I am having a problem understanding this proof.
Suppose that $\sqrt{2}$ was rational.
Then there would exist positive integers $a,b$ such that $\sqrt{2}=\frac{a}{b}$. Consequently, the set $S=\{k\sqrt{2} : k \text{ and } k\sqrt{2}$ are positive integers $\}$ is nonempty set of positive integers. Therefore, by the well-ordering property, $S$ has a smallest element, say, $s = t \sqrt{2}$.
We have
$s \sqrt{2}-s = s\sqrt{2}-t\sqrt{2}=(s-t)\sqrt{2}$.
Because $s\sqrt{2} = 2t$ and $s$ are both integers,
$s\sqrt{2} – s = s\sqrt{2}-t\sqrt{2} = (s-t)\sqrt{2}$
must also be an integer.
Furthermore, it is positive, because $s\sqrt{2}-s = s(\sqrt{2}-1)$ and $\sqrt{2} > 1$.
It is less than $s$, because $\sqrt{2} < 2$ so that $\sqrt{2}-1 < 1$. This contradicts the choice of $s$ as the smallest positive integer in $S$. It follows that $\sqrt{2}$ is irrational.
My main problem here is how they got the set $S$. My second confusion is the algebra part $s \sqrt{2}-s$. How did they come up with this?

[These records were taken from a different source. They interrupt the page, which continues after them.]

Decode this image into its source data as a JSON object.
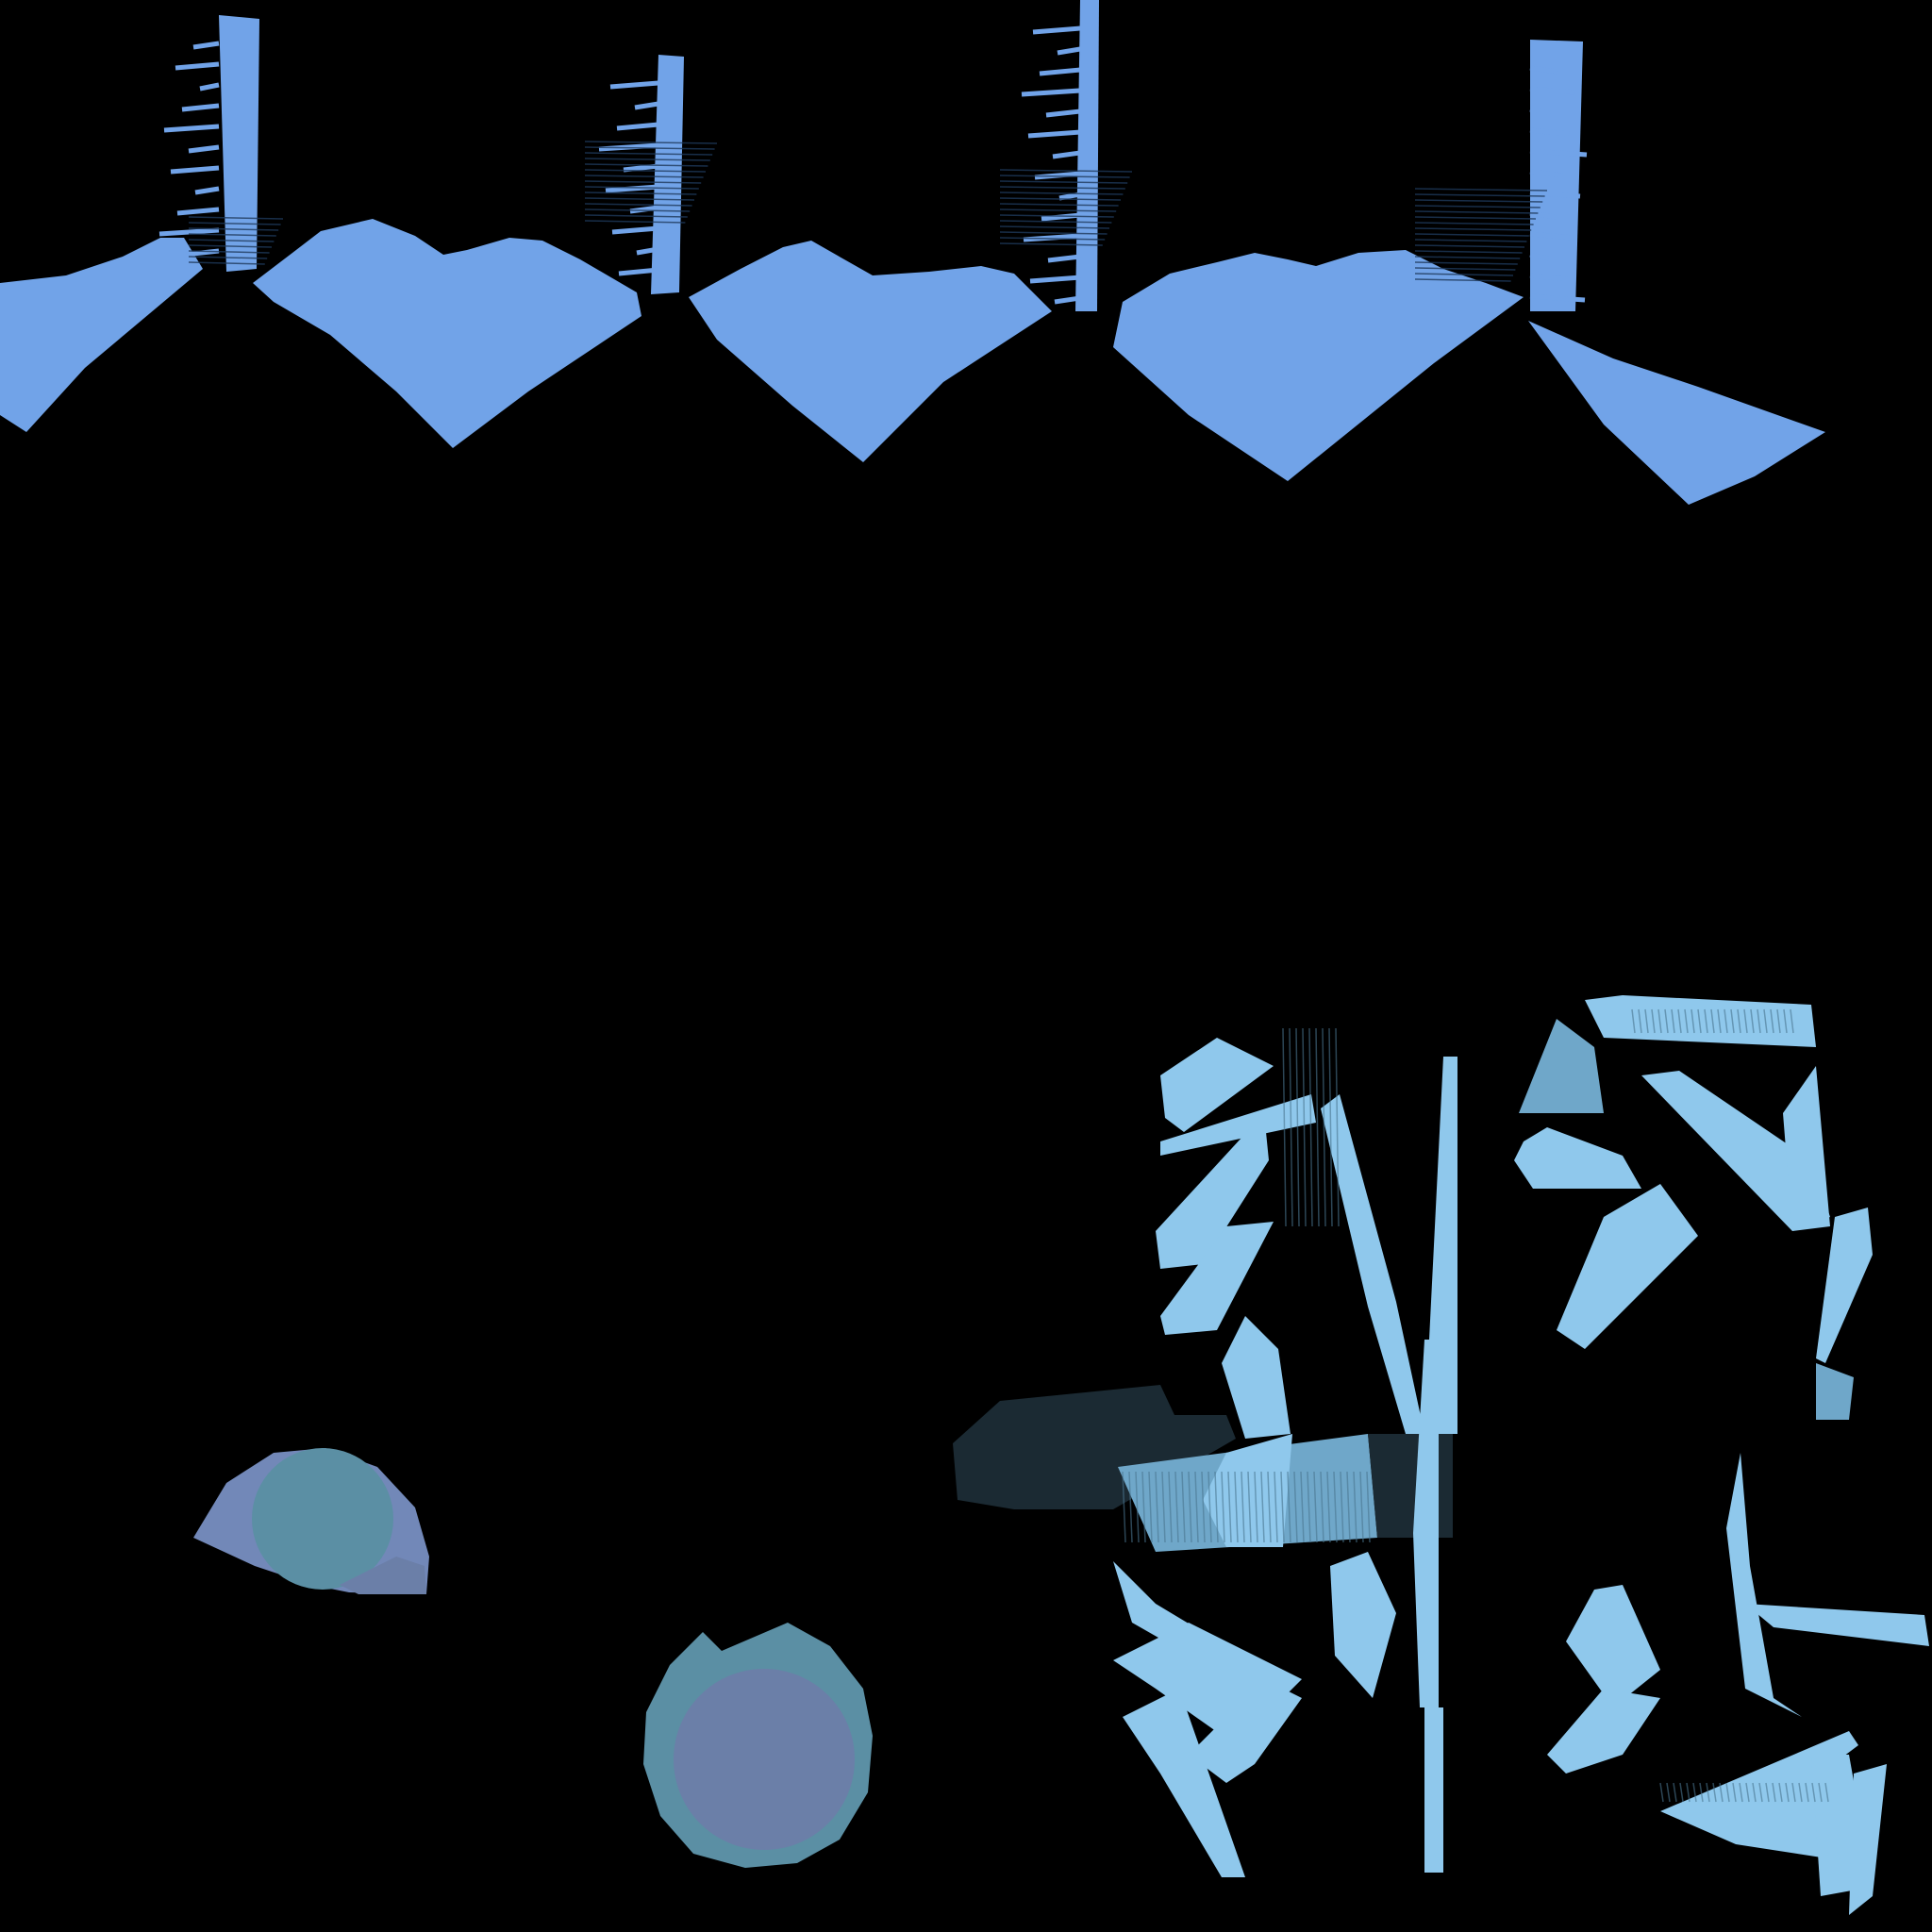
{
  "scene": {
    "kind": "texture-atlas-uv-layout",
    "background_color": "#000000",
    "colors": {
      "top_band": "#71a3e8",
      "top_band_shade": "#1f3a5c",
      "shards_light": "#8fc8ec",
      "shards_mid": "#6fa7c9",
      "shards_dark": "#4a7690",
      "shards_deep": "#1b2a33",
      "gem_teal": "#5b8fa4",
      "gem_violet": "#6b7fa8",
      "gem_edge": "#7288b8"
    },
    "regions": [
      {
        "id": "top-band",
        "description_icon": "uv-strip-icon"
      },
      {
        "id": "gem-small",
        "description_icon": "gem-icon"
      },
      {
        "id": "gem-large",
        "description_icon": "gem-icon"
      },
      {
        "id": "shard-cluster",
        "description_icon": "shard-icon"
      }
    ]
  }
}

If someone can explain this proof to me it would be great! thank you
Best Answer
Observe that
$$\sqrt2=\frac ab\implies b\sqrt2=a\in\Bbb Z\implies b\in S$$
as defined.
The algebra: observe that the minimal element in $\;S\;$ is $\;\color{red}{s=t\sqrt2}\in\Bbb Z\;$ , thus
$$s\sqrt2-\color{red}s=s\sqrt2-\color{red}{t\sqrt2}=(s-t)\sqrt2\ldots\text{ and etc.}$$